Pour mieux comprendre, il faut passer le portail. Surprise, il ouvre sur une cour très travaillée avec à droite un parking au sol de plastique en nid d’abeille vert intense, aussi impeccable que la Porsche rutilante qu’il accueille. En partie glissé sous l’avancée d’une terrasse, ce car-porche ressemble aux vitrines des concessionnaires de voitures de luxe, éclairé à giorno par des plafonniers encastrés de verre opalin taillés eux aussi en triangles.

Affiche architecturale
En face du portail et à main gauche, au bout de quelques grandes dalles, grises encore mais cernées de galets blancs, le pignon ouest affirme la même volonté de ne rien cacher, voire de s’afficher. Ses trois niveaux, vitrés toute hauteur, dévoilent l’organisation intérieure. En pied, l’entrée s’abrite sous le porte à- faux en forme de soufflet des deux étages supérieurs, terminés en balcon terrasse aux garde-corps transparents. Juste après le hall, se succèdent un escalier taillé en arêtes de poisson puis une salle de home cinéma grand écran. Ouverte à l’est sur un patio intérieur aux murs de pierre sèche, elle s’orne d’une gigantesque photo en noir et blanc du pont de Brooklyn. A l’extérieur, au nord, un escalier donne sur une allée étroite, bordée des mêmes galets immaculés, serrée de près par le mur de soutènement amont. Elle conduit à une seconde entrée en rez-de-chaussée haut. Malgré l’absence de recul, toute la longue façade révèle sa composition crantée en trois parties distinctes, grises elles aussi, austères malgré la multitude d’ouvertures qui les entaillent, toutes affûtées en trigones obtus. En dépit de sa force, ce flanc septentrional n’est qu’une mise en bouche et il faut, traversant le hall et le salon, passer sur le côté sud pour enfin embrasser la maison dans toute son ampleur. Quoique globalement rectangulaire (de 15 à 27 m de largeur sur 40 m de longueur), la parcelle initiale paraissait d’autant plus biscornue qu’elle penchait vers l’ouest et le sud.

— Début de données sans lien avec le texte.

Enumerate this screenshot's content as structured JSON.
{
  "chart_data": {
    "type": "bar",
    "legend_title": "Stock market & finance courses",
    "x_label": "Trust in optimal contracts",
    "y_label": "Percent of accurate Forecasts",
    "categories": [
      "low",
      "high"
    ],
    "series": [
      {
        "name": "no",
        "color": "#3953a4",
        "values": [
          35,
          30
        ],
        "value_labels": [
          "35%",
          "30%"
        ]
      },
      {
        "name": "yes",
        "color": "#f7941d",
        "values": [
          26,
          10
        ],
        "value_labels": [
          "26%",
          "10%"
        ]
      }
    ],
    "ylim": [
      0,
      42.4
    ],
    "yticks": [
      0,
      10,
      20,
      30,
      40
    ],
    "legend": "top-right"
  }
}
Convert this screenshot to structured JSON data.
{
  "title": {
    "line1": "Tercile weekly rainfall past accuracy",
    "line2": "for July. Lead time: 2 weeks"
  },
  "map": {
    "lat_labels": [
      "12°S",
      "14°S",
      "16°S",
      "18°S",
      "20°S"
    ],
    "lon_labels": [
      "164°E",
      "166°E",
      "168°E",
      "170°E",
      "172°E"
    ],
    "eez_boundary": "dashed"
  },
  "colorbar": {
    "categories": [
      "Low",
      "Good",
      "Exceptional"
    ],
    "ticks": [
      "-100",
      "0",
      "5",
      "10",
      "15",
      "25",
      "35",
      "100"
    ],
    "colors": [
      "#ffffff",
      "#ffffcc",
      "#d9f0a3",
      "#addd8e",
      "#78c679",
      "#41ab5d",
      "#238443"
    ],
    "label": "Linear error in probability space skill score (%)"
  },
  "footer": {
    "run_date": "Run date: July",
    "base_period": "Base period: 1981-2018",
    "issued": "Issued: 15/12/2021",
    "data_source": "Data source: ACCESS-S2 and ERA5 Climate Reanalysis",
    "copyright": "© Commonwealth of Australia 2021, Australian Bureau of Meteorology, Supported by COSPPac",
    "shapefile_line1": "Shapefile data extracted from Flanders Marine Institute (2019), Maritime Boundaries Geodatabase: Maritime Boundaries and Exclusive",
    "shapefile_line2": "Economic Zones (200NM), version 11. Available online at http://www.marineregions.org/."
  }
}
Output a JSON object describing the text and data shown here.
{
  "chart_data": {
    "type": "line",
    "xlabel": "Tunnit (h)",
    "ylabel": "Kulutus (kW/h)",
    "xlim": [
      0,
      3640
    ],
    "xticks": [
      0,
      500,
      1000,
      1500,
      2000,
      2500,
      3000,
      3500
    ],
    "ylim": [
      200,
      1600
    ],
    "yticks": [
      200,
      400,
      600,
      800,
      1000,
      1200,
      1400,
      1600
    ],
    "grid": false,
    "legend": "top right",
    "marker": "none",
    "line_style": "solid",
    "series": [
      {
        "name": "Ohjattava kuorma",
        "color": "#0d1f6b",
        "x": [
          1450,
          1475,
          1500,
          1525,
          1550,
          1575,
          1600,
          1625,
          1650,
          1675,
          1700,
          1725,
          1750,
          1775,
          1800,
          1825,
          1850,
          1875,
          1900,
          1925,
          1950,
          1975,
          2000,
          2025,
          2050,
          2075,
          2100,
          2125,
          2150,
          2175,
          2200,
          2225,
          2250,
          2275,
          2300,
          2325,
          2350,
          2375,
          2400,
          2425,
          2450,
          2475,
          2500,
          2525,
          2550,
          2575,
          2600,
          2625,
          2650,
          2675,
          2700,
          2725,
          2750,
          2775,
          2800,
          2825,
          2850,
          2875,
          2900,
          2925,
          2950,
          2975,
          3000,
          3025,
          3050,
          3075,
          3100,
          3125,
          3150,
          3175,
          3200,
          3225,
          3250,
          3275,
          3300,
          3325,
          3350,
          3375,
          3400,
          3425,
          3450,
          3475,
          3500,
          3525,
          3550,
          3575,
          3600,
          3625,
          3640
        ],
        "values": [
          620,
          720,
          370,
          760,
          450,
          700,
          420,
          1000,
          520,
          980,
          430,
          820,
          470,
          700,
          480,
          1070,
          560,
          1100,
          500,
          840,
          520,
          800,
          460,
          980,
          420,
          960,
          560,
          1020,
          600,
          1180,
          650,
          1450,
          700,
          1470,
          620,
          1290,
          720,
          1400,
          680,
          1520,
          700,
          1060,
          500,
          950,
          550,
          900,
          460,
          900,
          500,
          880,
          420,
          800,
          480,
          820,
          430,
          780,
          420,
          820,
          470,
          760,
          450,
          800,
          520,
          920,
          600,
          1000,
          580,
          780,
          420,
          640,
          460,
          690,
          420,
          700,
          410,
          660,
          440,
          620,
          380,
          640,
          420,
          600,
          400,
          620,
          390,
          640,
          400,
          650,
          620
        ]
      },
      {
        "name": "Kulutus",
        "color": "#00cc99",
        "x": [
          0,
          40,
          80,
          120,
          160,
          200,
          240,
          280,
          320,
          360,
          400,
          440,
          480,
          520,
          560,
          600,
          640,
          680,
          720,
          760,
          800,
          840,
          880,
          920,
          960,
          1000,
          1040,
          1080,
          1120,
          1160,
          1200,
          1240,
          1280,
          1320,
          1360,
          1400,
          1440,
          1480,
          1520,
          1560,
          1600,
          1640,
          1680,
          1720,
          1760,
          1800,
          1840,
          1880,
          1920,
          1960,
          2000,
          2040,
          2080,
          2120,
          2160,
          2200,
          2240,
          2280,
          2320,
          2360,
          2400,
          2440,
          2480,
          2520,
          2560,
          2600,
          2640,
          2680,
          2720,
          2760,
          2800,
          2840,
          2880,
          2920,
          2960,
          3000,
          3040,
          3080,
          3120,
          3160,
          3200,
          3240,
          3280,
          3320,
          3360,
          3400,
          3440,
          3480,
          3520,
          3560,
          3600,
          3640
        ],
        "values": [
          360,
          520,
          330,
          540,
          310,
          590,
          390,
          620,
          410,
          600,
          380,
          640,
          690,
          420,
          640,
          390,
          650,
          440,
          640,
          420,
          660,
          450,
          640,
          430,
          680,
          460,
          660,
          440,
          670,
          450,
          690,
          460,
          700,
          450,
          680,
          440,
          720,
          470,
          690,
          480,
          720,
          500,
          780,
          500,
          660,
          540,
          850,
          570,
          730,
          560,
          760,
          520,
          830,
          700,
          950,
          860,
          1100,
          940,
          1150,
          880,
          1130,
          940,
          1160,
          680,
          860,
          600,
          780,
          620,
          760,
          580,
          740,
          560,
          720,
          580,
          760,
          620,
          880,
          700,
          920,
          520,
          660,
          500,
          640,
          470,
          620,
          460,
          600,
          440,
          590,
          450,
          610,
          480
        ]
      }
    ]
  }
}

Occasion rêvée de creuser ici, de combler là, d’encastrer le rez-de-chaussée bas dans la pente, d’inventer une immense terrasse en partie au-dessus du garage, ouverte sur le paysage, la mer et l’horizon au loin, mais surtout sur la maison.

Entretenant une sorte de relation narcissique, ne se montre-t-elle pas pour mieux se contempler ? Ici l’ambiguïté entre architecture et sculpture est totale. Architecture sculpture ou bien l’inverse ? Couleur volcanique toujours, la façade ressemble à une enseigne géante dessinée à coup de méga-lettres (sorte de K, de M, de N) aux jambages épais, cisaillés de failles et de vitrages obliques calés au nu du parement extérieur. Figure du graphisme ou du design à l’échelle surmultipliée, elle se fait architecture, très composée, musclée, presque monumentale, développée en trois séquences, scandée de larges ouvertures en retrait, évidée du patio mentionné tout à l’heure. A cette grande mise en scène, la terrasse en patchwork de bois reconstitué, de gazon et de lames effilées de cailloux blancs sert de parterre. Au spectacle des corps autour de l’inévitable piscine bleue s’ajoute celui de l’architecture.

Généreuse fluidité intérieure
Avec 31 mètres linéaires, la maison avait de quoi multiplier les pièces. Au lieu de quoi aux rez-de-chaussée, bas et haut, elle enchaîne de vastes espaces fluides, ouverts, sans portes ni cloisons, sauf côté cuisine calée à l’est, ouverte en surplomb du patio. A l’étage, plus segmenté pour la vie privée, trois chambres seulement avec leur propre salle de bain sont desservies par un couloir généreux et un palier spacieux autour de l’escalier qui grimpe en toiture terrasse.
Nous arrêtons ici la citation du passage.